If there are no successful responses SelectFastest gives first server as answer.
This first server will be overloaded and then the request fails which triggers SelectFastest again which does a request per server thus overloading the entire system again. Possible solution: random server as fallback when everybody down; exponential back off on error;
I'm with Gerdus - if one server fails, it's work will get moved the others. For every server that goes down, 1/Nth of the load will get spread to the others. If you start with 10 servers and one goes down, only 10% of the load will get moved to the others. If you start with three working servers and one goes down, then 1/3 of the load will get moved to the remaining two.

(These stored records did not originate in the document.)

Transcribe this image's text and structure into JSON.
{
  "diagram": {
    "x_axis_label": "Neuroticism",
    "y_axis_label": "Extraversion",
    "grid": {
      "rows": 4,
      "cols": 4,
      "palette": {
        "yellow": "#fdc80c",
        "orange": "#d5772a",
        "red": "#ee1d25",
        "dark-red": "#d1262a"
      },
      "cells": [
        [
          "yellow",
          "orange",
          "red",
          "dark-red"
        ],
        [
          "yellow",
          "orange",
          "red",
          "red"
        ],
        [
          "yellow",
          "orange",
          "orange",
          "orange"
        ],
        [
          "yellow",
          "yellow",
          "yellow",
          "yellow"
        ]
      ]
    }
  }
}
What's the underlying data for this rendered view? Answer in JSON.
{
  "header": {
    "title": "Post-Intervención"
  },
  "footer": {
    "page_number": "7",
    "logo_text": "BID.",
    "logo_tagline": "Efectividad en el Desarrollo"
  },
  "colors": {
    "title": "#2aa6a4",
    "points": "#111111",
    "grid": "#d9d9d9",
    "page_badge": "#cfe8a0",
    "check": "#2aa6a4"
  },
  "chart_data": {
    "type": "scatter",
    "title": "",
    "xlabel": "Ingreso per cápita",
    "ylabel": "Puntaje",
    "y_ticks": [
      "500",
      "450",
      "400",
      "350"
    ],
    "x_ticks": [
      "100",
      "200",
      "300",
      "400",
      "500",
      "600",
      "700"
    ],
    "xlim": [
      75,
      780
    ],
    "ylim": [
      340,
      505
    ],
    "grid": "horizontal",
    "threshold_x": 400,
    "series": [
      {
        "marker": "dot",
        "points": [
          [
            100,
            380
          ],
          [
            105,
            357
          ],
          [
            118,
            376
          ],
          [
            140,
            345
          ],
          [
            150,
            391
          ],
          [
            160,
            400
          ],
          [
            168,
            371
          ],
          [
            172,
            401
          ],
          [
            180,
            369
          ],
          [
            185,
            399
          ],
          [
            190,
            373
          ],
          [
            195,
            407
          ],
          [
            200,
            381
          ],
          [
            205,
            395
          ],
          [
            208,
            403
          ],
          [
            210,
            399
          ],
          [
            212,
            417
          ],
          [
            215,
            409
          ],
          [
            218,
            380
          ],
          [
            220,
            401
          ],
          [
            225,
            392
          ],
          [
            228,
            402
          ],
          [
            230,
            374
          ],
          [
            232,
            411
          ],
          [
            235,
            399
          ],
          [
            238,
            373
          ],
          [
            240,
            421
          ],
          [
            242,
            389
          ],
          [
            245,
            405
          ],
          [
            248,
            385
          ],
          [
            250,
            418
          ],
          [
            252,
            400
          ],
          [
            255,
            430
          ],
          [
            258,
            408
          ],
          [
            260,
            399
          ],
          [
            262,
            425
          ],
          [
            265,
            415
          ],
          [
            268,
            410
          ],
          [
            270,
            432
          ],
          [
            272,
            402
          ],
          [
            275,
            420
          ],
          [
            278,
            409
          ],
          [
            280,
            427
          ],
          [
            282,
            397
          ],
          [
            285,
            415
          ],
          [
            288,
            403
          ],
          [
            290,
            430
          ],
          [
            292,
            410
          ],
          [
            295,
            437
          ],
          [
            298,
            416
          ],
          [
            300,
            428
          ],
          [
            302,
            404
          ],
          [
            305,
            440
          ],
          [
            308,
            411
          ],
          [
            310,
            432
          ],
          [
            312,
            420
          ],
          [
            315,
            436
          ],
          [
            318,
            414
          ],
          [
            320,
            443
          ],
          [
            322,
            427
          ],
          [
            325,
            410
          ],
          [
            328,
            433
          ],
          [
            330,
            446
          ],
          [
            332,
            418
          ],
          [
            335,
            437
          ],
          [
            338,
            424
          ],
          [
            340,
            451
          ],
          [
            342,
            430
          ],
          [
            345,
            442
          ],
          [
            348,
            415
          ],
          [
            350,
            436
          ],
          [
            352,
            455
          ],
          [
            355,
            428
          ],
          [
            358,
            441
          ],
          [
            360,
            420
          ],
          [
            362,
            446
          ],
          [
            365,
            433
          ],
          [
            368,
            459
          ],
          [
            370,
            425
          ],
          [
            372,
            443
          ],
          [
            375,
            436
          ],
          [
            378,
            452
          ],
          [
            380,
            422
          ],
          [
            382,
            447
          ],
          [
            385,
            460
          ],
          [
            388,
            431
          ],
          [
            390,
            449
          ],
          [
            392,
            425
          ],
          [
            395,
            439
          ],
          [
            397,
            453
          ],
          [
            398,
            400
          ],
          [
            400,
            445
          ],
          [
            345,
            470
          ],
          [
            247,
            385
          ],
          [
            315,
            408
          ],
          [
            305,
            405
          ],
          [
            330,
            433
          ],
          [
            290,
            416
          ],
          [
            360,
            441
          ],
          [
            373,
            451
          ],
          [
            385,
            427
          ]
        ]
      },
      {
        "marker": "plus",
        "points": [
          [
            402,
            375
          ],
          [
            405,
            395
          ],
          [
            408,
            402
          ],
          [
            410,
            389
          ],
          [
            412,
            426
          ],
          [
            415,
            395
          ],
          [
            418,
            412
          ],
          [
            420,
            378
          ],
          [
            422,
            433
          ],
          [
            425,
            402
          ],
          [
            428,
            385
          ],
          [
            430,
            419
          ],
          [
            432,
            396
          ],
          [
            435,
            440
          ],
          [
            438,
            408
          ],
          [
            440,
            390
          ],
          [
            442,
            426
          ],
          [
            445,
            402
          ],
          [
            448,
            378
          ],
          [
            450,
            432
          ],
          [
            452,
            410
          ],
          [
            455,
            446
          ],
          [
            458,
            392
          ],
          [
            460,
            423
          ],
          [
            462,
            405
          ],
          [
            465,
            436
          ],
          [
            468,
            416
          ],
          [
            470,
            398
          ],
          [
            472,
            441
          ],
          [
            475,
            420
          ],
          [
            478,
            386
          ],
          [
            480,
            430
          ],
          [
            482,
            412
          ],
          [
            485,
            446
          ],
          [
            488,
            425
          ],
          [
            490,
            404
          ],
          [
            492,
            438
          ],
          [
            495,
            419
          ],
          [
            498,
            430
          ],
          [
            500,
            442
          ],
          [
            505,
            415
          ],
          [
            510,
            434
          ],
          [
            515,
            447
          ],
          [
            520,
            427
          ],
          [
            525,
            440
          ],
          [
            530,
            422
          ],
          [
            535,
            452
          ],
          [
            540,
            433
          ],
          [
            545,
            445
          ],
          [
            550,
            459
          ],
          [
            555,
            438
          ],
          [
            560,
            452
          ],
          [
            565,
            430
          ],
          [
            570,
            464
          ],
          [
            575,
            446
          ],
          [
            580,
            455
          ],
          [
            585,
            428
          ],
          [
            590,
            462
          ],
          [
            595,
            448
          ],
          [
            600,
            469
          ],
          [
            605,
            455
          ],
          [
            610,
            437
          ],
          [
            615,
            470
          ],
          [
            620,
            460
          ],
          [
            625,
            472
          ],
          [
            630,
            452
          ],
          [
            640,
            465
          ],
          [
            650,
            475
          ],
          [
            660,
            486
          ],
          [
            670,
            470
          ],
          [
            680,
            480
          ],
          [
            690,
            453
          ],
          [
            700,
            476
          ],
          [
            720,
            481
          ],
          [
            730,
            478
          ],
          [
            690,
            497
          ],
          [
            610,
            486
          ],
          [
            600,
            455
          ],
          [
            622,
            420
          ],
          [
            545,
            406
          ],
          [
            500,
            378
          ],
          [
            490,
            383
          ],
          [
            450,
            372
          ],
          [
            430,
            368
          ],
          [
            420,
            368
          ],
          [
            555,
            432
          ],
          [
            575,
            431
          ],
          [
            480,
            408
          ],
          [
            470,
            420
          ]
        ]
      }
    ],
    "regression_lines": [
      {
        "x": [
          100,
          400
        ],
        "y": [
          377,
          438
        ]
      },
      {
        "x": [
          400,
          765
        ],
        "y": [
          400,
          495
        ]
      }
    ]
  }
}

At some point, there may be more load than the remaining servers can handle, so the first server gets hammered due the fallback logic in _SelectFastest.
Aside - I'm glad to hear you are safe. We will continue to hope for a quick and peaceful resolution in this terrible conflict.
David, Yes, but that is fine. The node is still the fastest node. That may have been a transient error, after all...
Espen, that is by design, yes.I want to "remember" the fastest node, otherwise there will be a lot of noise around each request
Gerdus, I didn't consider that scenario, in that case, all nodes are already broken, so it shouldn't matter, but it shouldn't be a problem to make this change, sure.
Chris,
Why do you assume that the load will spread ?
From the problem statement, I inferred (assumed?) that the Router would run on many client nodes, and each client is looking for the fastest server to connect to. Assuming the number of clients is stable, if a server becomes unavailable, that client would need to move to a new server.
Specify a timeout? Otherwise we will wait (for ever?) for a server that will never come up.
// Ryan
I suspect the other tasks
_SelectFastest
are ongoing coroutines, which are not cancelled when the first result becomes available. It is wrapped in another coroutine, which completes when the first result becomes availabe.So my assumption is that the result of
_SelectFastest
is not actually the fastest reply, but simply the first completed task in the list. Which may have completed later than the fastest task. In that case it ironically doesn't return the fastest. haha.What if the first server returns an error message?